Wie es zum Thema unserer heutigen Wanderung passt, nehmen wir den Weg zum Startpunkt mit öffentlichen Verkehrsmitteln über die Straße, weil die Bahn ihre Brücken im Aggertal saniert.
Auf diese Weise lassen wir die schöne Landschaft in gemütlichem Tempo vorbeiziehen und kommen durch Dörfer, deren Namen wir noch nie gehört haben.
Am Bahnhof Marienheide finden wir gleich die erste Infotafel zum Bergischen Streifzug 9, dem Fuhrmannsweg. Wir lesen hier – wie auf den sieben weiteren auf unserem Weg – Wissenswertes und Histörchen rund um das Leben und die Arbeit der Bergischen Fuhrleute bis zum Beginn des 20. Jahrhunderts, als der Lastwagen das Pferdefuhrwerk verdrängte.
Wie sich bei der Vortour zeigte, ist der Wanderweg so gut ausgeschildert, dass wir auf den Blick in die Karte verzichten können und stattdessen wie bei einer Schnitzeljagd wandern: von Zeichen zu Zeichen immer der weißen 9 auf rotem Grund folgend. So entdecken wir die Landschaft, gehen über schmale Pfade und breite Wirtschaftswege, passieren Wildwechsel und überqueren die Bahnlinie und wenige Straßen. Es geht durch tiefe Mischwälder, in denen wir uns noch ein paar restliche Heidelbeeren schmecken lassen, und an Streuobstwiesen mit friedlich grasenden Rindern vorbei. So manche Brachfläche, die ein Sturm in den Wald gerissen hat, explodiert in den leuchtenden Farben des Fingerhuts und vieler anderer Blüten. Dazu lässt die intensive Sonne die Nadelbäume im Wald und die Rosen in den Gärten duften.
Gegen Mittag legen wir an der DLRG-Station der Brucher Talsperre eine kleine Pause ein. Das Wasser verlockt zum Schwimmen – aber wir wollen doch wandern! Wir möchten heute nicht nur Natur, sondern auch ein bisschen Kultur tanken, und das heißt: noch ein paar Kilometer langsam bergauf gehen.
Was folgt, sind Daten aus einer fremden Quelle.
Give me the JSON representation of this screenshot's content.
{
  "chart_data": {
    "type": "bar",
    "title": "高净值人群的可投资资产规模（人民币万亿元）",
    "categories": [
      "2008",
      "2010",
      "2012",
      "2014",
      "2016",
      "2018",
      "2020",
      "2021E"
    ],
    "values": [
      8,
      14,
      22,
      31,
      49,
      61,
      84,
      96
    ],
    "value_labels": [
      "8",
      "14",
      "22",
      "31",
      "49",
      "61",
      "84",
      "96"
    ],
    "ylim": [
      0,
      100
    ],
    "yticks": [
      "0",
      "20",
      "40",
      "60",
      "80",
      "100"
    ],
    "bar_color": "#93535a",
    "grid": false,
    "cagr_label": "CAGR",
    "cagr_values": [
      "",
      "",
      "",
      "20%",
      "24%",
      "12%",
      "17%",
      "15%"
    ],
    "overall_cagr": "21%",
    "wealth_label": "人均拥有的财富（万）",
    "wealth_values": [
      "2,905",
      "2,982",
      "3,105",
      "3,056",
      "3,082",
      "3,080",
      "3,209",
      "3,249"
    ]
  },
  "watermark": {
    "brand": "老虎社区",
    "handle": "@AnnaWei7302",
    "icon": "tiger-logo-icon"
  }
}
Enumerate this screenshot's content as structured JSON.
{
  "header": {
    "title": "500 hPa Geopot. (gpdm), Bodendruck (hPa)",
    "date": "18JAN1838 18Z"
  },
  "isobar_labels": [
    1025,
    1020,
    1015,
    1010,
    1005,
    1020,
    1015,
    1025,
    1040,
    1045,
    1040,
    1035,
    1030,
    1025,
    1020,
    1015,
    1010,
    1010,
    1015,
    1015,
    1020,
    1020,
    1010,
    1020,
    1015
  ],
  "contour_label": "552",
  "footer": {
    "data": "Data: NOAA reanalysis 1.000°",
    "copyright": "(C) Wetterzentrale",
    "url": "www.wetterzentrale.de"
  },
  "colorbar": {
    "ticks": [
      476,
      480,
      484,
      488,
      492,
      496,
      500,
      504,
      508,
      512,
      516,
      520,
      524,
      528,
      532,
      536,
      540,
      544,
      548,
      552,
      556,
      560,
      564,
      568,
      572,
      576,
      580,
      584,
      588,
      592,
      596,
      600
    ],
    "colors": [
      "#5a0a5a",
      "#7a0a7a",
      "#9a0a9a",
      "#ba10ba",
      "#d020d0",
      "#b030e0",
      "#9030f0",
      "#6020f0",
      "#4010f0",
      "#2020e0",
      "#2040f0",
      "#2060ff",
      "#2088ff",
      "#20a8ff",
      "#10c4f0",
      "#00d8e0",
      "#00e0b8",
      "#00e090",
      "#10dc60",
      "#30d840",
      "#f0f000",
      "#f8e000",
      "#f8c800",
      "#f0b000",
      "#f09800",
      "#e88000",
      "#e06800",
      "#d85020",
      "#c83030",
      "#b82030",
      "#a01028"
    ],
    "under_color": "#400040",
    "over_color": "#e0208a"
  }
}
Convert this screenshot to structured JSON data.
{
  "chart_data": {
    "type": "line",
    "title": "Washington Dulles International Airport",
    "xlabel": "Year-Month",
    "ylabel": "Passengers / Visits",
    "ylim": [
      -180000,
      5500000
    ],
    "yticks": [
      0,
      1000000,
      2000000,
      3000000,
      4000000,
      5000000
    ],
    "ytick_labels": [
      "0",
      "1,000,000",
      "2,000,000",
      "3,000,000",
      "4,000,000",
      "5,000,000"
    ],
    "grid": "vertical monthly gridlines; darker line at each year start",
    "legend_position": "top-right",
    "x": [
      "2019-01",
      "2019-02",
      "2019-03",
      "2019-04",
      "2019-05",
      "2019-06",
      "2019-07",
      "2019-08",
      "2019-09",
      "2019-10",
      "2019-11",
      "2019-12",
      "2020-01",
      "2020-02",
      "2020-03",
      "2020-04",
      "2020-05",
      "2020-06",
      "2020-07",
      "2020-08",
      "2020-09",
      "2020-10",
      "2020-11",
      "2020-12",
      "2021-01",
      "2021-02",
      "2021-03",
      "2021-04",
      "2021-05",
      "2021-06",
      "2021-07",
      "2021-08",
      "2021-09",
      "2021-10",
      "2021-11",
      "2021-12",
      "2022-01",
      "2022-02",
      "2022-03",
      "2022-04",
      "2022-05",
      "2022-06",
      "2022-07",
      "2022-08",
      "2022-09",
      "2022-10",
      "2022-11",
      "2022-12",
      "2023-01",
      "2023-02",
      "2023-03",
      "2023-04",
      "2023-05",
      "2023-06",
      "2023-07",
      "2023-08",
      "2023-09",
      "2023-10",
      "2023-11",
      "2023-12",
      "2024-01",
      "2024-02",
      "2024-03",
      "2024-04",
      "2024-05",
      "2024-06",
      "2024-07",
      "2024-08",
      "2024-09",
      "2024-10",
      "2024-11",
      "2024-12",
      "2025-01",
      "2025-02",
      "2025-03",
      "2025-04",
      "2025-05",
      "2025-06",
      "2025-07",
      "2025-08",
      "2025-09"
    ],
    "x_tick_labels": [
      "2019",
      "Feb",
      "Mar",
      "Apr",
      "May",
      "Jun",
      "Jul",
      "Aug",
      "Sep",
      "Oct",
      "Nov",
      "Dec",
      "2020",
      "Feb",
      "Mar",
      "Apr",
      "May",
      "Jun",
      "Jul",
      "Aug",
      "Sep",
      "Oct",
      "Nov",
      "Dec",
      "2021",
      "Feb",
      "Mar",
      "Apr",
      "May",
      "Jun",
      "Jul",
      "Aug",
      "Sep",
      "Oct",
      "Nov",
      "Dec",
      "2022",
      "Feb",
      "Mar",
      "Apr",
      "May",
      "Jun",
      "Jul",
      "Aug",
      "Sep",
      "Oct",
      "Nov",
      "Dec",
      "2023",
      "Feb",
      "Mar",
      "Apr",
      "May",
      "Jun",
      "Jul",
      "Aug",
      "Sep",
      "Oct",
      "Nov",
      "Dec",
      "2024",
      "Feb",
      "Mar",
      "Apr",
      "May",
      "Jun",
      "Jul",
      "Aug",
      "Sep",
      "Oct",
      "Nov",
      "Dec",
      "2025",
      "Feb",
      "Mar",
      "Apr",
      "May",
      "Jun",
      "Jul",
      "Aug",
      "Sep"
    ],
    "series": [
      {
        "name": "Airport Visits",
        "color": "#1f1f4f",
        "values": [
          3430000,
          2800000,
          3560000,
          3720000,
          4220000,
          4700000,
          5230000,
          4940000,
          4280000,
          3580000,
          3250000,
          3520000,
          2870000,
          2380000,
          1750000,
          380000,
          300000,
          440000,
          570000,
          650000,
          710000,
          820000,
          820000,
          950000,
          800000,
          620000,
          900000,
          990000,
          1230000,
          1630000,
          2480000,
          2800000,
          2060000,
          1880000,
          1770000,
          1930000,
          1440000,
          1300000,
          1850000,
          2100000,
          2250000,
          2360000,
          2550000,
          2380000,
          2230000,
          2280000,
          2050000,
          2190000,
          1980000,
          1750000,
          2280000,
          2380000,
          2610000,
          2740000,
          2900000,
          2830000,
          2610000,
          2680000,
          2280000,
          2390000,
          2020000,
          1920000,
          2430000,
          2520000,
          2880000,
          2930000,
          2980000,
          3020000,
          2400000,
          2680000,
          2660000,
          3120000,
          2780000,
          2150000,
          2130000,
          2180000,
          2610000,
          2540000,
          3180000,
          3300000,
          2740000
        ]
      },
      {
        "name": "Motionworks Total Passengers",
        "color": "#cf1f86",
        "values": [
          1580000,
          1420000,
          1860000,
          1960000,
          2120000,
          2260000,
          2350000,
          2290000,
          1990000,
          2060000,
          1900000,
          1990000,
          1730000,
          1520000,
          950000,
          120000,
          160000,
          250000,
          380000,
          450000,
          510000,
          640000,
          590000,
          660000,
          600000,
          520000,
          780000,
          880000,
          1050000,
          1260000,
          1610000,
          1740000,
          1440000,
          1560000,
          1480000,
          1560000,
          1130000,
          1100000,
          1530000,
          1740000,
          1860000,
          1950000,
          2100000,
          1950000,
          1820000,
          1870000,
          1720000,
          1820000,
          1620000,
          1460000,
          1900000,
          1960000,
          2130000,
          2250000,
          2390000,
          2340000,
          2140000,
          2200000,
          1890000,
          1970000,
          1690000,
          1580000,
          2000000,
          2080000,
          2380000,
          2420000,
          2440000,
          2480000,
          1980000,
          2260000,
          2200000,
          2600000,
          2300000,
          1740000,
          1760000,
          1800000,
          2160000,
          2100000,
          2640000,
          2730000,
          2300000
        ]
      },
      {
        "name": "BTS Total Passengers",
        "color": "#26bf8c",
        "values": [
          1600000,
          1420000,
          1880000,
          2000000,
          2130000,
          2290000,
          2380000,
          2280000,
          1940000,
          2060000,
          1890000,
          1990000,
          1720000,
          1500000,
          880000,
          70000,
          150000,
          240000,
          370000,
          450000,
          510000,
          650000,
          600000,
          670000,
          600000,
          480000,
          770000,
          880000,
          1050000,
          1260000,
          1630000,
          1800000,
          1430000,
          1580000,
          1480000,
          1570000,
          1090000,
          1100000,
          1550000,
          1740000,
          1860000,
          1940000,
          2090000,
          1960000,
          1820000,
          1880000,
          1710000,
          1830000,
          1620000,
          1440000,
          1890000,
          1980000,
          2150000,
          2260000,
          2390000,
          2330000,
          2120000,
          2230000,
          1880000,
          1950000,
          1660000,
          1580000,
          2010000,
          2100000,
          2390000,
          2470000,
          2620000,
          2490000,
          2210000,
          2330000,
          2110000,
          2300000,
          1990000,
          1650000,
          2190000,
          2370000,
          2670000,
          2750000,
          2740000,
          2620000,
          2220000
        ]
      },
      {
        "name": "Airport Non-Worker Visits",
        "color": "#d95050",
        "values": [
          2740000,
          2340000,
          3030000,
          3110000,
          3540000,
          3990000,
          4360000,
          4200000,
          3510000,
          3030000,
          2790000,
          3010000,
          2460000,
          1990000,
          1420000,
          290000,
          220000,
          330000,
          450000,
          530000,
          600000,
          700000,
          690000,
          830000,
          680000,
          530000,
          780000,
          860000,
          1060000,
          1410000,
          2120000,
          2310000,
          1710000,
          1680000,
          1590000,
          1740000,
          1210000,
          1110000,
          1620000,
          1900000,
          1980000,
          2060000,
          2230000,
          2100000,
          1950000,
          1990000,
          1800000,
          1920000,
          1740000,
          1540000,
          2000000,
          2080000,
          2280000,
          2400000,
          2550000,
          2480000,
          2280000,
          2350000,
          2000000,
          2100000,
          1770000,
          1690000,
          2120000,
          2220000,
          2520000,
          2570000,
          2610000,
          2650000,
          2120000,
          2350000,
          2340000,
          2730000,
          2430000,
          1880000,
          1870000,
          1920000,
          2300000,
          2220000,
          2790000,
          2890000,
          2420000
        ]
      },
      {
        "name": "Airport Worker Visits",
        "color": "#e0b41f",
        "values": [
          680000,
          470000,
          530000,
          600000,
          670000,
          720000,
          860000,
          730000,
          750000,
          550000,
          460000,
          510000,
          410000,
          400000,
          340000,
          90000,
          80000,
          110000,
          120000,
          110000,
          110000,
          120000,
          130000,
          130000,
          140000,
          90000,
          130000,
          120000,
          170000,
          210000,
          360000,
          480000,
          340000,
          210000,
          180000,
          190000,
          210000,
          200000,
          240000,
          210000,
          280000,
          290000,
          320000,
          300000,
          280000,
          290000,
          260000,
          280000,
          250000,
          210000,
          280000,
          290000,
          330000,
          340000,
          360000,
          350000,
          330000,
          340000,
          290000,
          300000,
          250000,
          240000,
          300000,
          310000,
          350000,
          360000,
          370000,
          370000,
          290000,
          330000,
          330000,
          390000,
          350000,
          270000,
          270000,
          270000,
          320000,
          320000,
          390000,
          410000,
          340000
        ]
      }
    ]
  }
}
In Müllenbach, dem Wendepunkt des Weges, öffnet Michael Lang extra für uns das „Haus der Geschichten“, in dem wir eintauchen in die Welt der kleinen Leute, die früher hier im Bergischen wohnten, lebten und arbeiteten – Kinder, Männer und Frauen. Viele der ausgestellten Sachen kennen wir noch aus unserer Kindheit, und wir sind froh, dass diese enge, oft von tiefer Armut geprägte Zeit für uns Vergangenheit ist. Ein paar Schritte weiter steht die evangelische Kirche, deren Grundmauern im 11. Jahrhundert erbaut wurden. Sie ist eine der fünf noch erhaltenen romanischen „bonten Kerken“ im Bergischen Land; einige Fresken aus dem 14. Jhd. wurden wieder freigelegt. Hier kommen wir für eine Weile zur Ruhe, ehe wir uns auf den Rückweg machen, am südwestlichen Ufer der Talsperre entlang.
Im „Backstübchen“ in Marienheide stärken wir uns für die lange Rückfahrt – wieder sind wir gut zwei Stunden mit dem Bus unterwegs, ehe wir unseren Ausgangsort Siegburg erreichen. Am Ende sind wir uns einig: es war ein langer Tag, aber kein langweiliger.